Conto - Cotidiano urbano, por João Francisco Santos da Silva
- Alex Fraga

- há 7 horas
- 3 min de leitura

Sábado no Blog do Alex Fraga é dia de Conto com o médico clínico geral, acupunturista e escritor de Campo Grande (MS), João Francisco Santos da Silva, com Cotidiano urbano.
Cotidiano urbano
Abriu o portão resmungando. Ignorou a pessoa parada em pé, com a mão enfiada na campainha. Primeiro olhou para o céu e para a poluição visual sobre sua cabeça. Um emaranhado de fios e cabos esticados de poste a poste, alguns deles passando da rua para o telhado de casa. Da boca torta e flácida saiu outro resmungo. Difícil saber se era de alivio, raiva ou por insegurança.
Provocador, o desconhecido de sempre lhe intimou:
— Que tem pra hoje tio?
— Aqui toda semana fica sem luz.
— É... Fio de cobre dá uma grana boa.
— Você gosta dessa rua?
— Por que?
— Porque você está sempre aqui na frente de casa!
— Que foi isso com o tio?

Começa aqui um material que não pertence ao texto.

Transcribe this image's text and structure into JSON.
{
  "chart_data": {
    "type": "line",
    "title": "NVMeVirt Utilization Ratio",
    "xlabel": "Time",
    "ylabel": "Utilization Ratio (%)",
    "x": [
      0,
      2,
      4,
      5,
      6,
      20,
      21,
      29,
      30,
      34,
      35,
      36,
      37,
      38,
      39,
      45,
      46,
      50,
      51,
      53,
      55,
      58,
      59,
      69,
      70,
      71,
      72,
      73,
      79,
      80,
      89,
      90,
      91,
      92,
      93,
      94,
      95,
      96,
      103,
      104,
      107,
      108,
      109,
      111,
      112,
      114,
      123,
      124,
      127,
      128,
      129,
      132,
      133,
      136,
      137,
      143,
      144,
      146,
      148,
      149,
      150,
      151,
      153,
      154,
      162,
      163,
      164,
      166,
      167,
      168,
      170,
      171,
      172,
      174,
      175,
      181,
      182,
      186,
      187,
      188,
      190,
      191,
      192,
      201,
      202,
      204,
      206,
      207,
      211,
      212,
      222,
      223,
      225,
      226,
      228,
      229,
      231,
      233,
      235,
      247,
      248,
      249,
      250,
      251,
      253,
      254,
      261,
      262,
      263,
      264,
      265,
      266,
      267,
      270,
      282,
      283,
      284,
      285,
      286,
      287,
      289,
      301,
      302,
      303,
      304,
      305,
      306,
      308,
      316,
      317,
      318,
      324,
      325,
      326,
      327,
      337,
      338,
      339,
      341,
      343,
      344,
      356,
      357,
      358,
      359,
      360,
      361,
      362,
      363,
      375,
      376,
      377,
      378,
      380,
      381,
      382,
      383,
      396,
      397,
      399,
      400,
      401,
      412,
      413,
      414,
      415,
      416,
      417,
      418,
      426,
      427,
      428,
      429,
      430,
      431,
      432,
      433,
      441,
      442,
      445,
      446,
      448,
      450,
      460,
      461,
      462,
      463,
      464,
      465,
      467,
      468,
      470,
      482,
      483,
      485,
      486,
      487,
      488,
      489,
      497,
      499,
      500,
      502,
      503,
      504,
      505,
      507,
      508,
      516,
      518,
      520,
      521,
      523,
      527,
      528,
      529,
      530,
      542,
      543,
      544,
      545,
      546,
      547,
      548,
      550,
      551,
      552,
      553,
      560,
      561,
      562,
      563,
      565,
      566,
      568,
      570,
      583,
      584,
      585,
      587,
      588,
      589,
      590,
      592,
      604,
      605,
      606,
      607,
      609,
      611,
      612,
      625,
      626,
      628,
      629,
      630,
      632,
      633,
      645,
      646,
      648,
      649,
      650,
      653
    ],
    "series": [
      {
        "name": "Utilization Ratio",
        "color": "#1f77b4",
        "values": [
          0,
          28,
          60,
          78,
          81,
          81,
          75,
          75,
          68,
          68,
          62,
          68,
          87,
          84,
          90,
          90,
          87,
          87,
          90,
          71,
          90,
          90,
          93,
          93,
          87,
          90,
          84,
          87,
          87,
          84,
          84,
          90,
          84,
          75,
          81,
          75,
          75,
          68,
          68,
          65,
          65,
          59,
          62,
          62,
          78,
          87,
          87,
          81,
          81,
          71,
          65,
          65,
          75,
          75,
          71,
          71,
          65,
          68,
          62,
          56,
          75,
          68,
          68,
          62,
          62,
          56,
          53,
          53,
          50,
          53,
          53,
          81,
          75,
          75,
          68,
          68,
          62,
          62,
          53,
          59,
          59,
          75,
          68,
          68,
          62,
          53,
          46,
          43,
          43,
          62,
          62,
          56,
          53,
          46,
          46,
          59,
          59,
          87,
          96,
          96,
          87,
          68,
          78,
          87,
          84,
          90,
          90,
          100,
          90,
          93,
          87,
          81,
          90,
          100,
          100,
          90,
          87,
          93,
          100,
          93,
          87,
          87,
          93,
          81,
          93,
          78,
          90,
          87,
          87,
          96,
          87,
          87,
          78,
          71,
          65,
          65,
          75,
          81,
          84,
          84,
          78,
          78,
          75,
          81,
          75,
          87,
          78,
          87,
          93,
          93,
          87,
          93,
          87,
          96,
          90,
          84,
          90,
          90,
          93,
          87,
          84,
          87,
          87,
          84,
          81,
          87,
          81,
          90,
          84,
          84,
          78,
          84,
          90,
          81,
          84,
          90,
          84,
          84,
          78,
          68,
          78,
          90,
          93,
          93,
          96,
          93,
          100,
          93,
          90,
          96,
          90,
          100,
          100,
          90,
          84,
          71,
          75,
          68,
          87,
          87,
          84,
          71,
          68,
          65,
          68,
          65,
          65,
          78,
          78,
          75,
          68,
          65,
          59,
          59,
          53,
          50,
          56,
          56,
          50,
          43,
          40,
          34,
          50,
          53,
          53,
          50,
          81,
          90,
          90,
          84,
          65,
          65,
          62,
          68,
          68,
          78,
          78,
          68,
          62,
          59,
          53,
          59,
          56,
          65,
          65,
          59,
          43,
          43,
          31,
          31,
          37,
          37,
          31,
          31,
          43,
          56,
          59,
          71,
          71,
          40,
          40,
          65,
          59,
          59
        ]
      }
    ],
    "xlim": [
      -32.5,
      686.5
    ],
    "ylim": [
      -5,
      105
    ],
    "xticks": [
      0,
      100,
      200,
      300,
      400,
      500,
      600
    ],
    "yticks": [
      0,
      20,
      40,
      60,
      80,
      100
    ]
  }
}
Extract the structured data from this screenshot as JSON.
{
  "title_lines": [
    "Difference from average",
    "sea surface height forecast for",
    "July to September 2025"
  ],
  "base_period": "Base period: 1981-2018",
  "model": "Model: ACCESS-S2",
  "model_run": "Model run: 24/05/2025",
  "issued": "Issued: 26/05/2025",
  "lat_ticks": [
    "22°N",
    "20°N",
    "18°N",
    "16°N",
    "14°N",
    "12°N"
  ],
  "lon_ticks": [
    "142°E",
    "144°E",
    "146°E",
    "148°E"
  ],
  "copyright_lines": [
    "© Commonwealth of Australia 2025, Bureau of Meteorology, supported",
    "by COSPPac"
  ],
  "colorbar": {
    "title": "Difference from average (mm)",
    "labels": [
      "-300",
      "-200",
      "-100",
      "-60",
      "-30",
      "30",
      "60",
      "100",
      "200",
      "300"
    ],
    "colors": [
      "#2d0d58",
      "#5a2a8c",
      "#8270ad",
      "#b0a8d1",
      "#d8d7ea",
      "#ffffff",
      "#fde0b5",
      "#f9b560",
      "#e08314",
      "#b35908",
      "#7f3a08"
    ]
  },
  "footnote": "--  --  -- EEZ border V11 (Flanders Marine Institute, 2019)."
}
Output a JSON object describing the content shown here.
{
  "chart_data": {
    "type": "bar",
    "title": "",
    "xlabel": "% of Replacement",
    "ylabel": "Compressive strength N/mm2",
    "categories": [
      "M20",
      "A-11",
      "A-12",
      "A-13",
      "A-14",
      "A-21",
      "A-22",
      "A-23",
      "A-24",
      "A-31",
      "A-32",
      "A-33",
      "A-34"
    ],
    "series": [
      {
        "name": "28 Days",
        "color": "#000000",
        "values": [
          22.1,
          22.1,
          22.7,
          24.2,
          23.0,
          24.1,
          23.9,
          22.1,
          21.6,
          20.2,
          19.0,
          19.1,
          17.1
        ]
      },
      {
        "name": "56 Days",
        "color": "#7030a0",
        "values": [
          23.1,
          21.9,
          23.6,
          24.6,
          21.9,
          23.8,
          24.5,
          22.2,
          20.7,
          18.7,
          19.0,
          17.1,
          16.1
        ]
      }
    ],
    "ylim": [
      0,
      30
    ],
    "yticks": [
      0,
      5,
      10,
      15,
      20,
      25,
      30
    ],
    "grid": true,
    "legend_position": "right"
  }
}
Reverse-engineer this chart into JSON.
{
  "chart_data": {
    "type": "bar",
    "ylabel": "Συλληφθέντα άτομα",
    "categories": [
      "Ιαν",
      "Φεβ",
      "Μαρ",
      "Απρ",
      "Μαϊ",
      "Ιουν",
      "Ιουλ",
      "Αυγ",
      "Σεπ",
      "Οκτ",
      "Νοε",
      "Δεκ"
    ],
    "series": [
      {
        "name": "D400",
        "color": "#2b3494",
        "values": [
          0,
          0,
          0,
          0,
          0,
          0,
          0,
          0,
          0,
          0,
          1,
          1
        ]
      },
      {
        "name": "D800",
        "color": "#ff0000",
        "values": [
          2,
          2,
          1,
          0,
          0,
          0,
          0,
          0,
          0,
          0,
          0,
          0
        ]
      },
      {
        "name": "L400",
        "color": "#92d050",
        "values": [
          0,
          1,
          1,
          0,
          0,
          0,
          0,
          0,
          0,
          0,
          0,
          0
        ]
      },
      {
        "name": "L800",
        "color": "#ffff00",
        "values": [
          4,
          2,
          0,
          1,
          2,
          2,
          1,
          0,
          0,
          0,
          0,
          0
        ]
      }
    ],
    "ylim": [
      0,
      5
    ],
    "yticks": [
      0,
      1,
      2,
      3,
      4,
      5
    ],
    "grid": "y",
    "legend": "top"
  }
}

A boca tá toda torta.
— Derrame!
— Diz que irritação demais dá nisso. E o que o tio tem a ver com o que eu faço aqui?
— Vou pegar um pão com mortadela lá dentro.
— Traz uma coca também tio.
O velho voltou para dentro de casa arrastando a perna direita semiparalisada. Pegou uma faca afiada na gaveta da pia da cozinha. Desviou um pensamento que lhe veio à mente. Cortou duas fatias grossas de mortadela, colocou-as no pão com um pouco de tempero. Por sorte, na véspera ele havia pedido para o filho trazer do supermercado a mortadela e o tempero.
Entregou o pão com mortadela e um copo de coca. O rapaz enfiou tudo na boca de uma só vez, mastigou e depois engoliu com uns goles do refrigerante. Por fim soltou um arroto alto e desagradável. O velho ficou com a face rubra e as mãos trêmulas.
—O que o tio tá me olhando?
— Nada. Gostou?
—Me dá mais um pra eu comer depois.
O velho retornou à cozinha resmungando. Novamente pegou a faca afiada e ameaçou dar alguns passos em direção ao portão de casa. Mas desistiu da ideia e preparou
outro pão com duas fatias de mortadela e tempero. Desta vez, também levou a garrafa com o que restava de coca cola.
— Leve a garrafa de coca. A mortadela é salgada e mais tarde vai dar sede.
O cara era um imprestável. Um dia acabaria mal. O corpo inerte numa calçada fedida de mijo, com um pedaço de pão com mortadela e a garrafa de coca cola vazia, caídos ao lado.
— Morreu quase agora. Ainda tem essa espuma branca escorrendo pela boca. Devia ser epilético. Aspirou coca com mortadela. Até pra morrer são chinfrins. Não vale nem uma necropsia.
— Menos um ladrãozinho de fio de luz. A cidade vai ficar mais iluminada sem ele — riram os dois policiais que examinavam o corpo enquanto esperavam o rabecão do IML.
Dias depois.
— Pai, vou ao supermercado. Quer que eu compre mais tempero? Só que lá não tem fubarim. Essa marca antiga nem existe mais. Mas aquele que lhe trouxe da outra vez faz o mesmo efeito. No envelope diz que o rato come e vai morrer longe. O corpo até seca. Só cuidado com o cachorro. As ratazanas com sede vêm beber na vasilha e pode contaminar a água. — E o senhor vai querer mais mortadela?
— Não. Não quero mais nada. Já matei à vontade.
No alto dos postes os fios continuavam no mesmo lugar. O cachorro dormia despreocupado em frente à casa. O velho arrastava a perna direita e pela boca, cada vez mais retorcida, resmungava qualquer coisa, com o mesmo mal humor de sempre.